The conception of US politics held by a stereotypical Marxist is “They are all bad! All the politicians work for big money interests! We need a working class revolution to get rid of them all!” While this may be common among those who have only a basic understanding of Marxian thinking, this was certainly not the analysis of Karl Marx when observing french politics in 1851.
When military officials dubbed “The Party of Order” grouped around the nephew of Napoleon Bonaparte took over France, government policies changed significantly. It was not a revolution, but an attempt to make the system function better with authoritarian methods. Marx observed and studied the 1851 coup, composing his famous pamphlet “The Eighteenth Brumaire of Louis Bonaparte.” He came to understand that when the rate of profit falls, and instability abounds, the rich and powerful begin fighting among themselves.

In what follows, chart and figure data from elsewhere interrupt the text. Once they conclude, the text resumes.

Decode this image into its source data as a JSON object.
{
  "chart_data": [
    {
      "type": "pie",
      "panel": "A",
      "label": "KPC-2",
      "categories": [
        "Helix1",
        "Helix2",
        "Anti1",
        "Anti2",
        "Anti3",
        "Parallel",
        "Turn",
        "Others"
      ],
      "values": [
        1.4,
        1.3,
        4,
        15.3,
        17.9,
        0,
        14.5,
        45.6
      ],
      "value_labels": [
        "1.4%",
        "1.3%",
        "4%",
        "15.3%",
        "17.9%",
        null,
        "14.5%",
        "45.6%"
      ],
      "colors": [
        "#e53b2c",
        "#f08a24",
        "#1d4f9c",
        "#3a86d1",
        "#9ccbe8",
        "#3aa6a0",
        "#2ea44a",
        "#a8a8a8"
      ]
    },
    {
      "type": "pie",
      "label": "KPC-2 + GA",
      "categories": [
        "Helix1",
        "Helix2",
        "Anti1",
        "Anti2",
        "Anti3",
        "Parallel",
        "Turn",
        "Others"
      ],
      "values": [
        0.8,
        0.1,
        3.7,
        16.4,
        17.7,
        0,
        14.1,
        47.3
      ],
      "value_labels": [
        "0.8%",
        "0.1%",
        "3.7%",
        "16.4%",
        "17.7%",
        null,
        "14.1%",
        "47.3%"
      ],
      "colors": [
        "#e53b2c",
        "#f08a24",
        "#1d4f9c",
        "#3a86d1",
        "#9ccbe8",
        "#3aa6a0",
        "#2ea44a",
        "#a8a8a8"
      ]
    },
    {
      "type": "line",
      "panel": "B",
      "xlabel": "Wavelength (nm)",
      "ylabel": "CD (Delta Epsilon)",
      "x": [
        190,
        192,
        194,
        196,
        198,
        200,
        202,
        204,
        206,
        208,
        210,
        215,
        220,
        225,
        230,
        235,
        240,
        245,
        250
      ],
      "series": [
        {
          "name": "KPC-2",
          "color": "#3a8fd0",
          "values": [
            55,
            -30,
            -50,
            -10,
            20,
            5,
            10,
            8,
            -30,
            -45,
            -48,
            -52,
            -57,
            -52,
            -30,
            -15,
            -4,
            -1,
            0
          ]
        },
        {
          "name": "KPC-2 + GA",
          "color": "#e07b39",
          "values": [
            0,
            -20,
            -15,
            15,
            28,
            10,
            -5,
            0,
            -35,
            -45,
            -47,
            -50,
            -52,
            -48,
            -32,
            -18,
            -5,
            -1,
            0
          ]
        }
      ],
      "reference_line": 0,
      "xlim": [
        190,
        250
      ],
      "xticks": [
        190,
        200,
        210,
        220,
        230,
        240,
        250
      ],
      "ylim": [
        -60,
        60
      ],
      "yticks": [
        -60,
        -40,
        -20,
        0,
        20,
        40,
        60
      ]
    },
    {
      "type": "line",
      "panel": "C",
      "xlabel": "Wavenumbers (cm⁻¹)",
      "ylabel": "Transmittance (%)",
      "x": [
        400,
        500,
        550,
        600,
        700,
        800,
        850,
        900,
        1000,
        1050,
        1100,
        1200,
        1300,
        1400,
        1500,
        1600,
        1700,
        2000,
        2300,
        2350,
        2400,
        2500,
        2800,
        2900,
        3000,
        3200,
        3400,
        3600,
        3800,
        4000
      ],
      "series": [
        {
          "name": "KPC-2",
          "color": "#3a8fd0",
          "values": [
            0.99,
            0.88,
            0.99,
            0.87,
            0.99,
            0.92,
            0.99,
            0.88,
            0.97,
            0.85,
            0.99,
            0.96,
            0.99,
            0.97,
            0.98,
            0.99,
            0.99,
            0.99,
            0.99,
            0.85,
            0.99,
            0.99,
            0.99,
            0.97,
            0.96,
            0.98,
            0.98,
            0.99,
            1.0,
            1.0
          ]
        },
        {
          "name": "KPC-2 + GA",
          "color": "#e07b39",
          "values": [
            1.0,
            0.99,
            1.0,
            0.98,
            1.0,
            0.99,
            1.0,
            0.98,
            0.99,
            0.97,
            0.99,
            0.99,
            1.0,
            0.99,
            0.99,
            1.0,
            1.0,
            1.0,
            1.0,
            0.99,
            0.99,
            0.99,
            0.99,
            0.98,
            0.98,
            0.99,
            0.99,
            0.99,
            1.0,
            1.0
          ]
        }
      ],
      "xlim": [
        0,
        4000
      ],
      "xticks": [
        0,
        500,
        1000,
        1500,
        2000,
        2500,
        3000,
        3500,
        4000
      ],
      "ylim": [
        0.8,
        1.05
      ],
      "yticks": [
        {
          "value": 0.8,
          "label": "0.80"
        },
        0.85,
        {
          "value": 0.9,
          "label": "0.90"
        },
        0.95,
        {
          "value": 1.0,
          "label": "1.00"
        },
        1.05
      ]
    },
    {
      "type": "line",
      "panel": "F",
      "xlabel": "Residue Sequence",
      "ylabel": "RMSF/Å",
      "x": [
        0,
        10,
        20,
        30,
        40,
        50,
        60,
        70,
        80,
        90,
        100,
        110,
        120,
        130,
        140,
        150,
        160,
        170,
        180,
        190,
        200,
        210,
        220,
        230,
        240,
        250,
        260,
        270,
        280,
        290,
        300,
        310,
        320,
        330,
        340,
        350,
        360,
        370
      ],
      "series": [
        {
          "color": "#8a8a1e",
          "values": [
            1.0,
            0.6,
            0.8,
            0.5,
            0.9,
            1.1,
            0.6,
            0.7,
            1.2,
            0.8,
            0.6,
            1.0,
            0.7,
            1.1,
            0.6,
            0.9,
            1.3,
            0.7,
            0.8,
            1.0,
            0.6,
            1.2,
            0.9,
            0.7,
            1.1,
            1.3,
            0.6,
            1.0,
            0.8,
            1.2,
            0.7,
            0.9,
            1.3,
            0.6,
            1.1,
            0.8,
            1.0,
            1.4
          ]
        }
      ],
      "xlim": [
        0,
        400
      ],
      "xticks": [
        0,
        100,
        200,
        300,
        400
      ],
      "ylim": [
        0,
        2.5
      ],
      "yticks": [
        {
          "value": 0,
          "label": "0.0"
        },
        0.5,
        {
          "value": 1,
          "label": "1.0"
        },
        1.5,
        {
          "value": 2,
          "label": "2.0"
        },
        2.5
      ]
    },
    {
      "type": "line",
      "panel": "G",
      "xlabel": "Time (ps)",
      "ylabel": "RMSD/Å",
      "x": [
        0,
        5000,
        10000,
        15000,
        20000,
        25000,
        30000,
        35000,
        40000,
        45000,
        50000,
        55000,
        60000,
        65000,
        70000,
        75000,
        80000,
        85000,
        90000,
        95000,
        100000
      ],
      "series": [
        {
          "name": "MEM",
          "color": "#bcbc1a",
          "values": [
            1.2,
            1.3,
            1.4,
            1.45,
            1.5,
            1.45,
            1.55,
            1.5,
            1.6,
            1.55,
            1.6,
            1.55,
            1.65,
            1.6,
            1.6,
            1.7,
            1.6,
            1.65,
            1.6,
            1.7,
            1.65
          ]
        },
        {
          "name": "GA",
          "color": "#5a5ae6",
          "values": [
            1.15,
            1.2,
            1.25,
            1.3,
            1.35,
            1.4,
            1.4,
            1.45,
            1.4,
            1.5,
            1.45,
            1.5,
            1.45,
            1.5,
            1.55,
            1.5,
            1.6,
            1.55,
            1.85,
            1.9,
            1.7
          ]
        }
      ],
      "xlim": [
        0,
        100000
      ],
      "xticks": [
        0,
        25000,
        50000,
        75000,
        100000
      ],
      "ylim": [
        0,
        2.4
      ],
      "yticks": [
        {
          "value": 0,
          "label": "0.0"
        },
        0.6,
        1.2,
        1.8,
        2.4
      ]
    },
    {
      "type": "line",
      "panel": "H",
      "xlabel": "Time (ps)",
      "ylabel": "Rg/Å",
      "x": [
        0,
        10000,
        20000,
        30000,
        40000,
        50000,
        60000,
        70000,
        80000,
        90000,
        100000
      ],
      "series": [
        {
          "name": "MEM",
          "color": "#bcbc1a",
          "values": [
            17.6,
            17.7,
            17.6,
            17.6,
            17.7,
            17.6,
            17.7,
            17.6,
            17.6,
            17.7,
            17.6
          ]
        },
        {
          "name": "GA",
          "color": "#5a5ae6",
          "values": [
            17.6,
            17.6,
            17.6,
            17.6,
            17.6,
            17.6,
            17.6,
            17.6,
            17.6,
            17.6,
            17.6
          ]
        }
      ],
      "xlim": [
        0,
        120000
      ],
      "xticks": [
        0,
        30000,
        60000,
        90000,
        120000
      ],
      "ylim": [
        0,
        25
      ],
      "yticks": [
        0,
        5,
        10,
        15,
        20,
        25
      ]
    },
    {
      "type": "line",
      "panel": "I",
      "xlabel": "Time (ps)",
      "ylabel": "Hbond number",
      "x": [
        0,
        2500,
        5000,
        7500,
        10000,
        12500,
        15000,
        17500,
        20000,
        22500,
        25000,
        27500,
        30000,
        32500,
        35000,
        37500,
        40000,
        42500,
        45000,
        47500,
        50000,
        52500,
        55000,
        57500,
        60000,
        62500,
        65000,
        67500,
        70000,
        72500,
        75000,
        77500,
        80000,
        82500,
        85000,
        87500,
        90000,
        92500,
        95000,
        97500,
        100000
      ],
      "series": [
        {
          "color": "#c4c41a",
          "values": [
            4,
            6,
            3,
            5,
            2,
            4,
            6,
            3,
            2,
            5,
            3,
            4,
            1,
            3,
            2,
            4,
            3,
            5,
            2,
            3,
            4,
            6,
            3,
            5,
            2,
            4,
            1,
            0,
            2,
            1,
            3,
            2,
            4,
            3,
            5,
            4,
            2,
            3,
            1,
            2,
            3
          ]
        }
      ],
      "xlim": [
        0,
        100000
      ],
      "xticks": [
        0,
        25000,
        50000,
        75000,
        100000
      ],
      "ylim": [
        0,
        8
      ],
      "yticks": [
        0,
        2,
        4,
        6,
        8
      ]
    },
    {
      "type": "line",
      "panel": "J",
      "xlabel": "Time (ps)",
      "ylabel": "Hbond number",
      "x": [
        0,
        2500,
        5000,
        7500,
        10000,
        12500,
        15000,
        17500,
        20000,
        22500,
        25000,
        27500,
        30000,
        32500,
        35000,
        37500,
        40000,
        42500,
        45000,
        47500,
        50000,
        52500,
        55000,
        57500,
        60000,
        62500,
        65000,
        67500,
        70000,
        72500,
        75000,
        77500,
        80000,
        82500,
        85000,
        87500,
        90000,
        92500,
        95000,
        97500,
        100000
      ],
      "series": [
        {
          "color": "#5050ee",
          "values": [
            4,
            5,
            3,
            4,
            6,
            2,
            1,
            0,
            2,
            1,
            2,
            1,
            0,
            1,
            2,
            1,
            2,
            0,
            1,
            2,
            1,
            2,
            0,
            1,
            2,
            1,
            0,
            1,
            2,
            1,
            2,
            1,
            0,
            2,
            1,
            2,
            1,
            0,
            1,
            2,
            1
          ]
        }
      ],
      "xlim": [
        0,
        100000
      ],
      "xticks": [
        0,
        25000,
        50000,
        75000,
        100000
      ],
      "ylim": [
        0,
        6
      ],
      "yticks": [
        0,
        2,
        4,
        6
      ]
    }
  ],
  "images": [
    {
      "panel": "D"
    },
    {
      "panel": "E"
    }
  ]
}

The new French regime built railroads, legalized labor unions and strikes, created hospitals for poor people, and enacted other dramatic reforms hoping to restore stability. Louis Napoleon violently suppressed many wealthy french capitalists who wanted “laissez faire” policies to continue. The reforms enacted by the “Party of Order” were only a temporary fix, and 20 years later France was once again in a crisis, with the Paris Commune emerging in 1871. When one section of the rich violently suppresses others, and takes dramatic action at the expense of other capitalists, this is what Marxists call “Bonapartism.”
In recent American history, the key issue of division among America’s ruling elite has been how to combat the rise of Russia and China as competitors on the global stage. The rise of the Eurasian superpowers is something the billionaire monopolists who run the USA find intolerable. But what can be done about it? On this point, the powers that be often disagree, and clash with each other.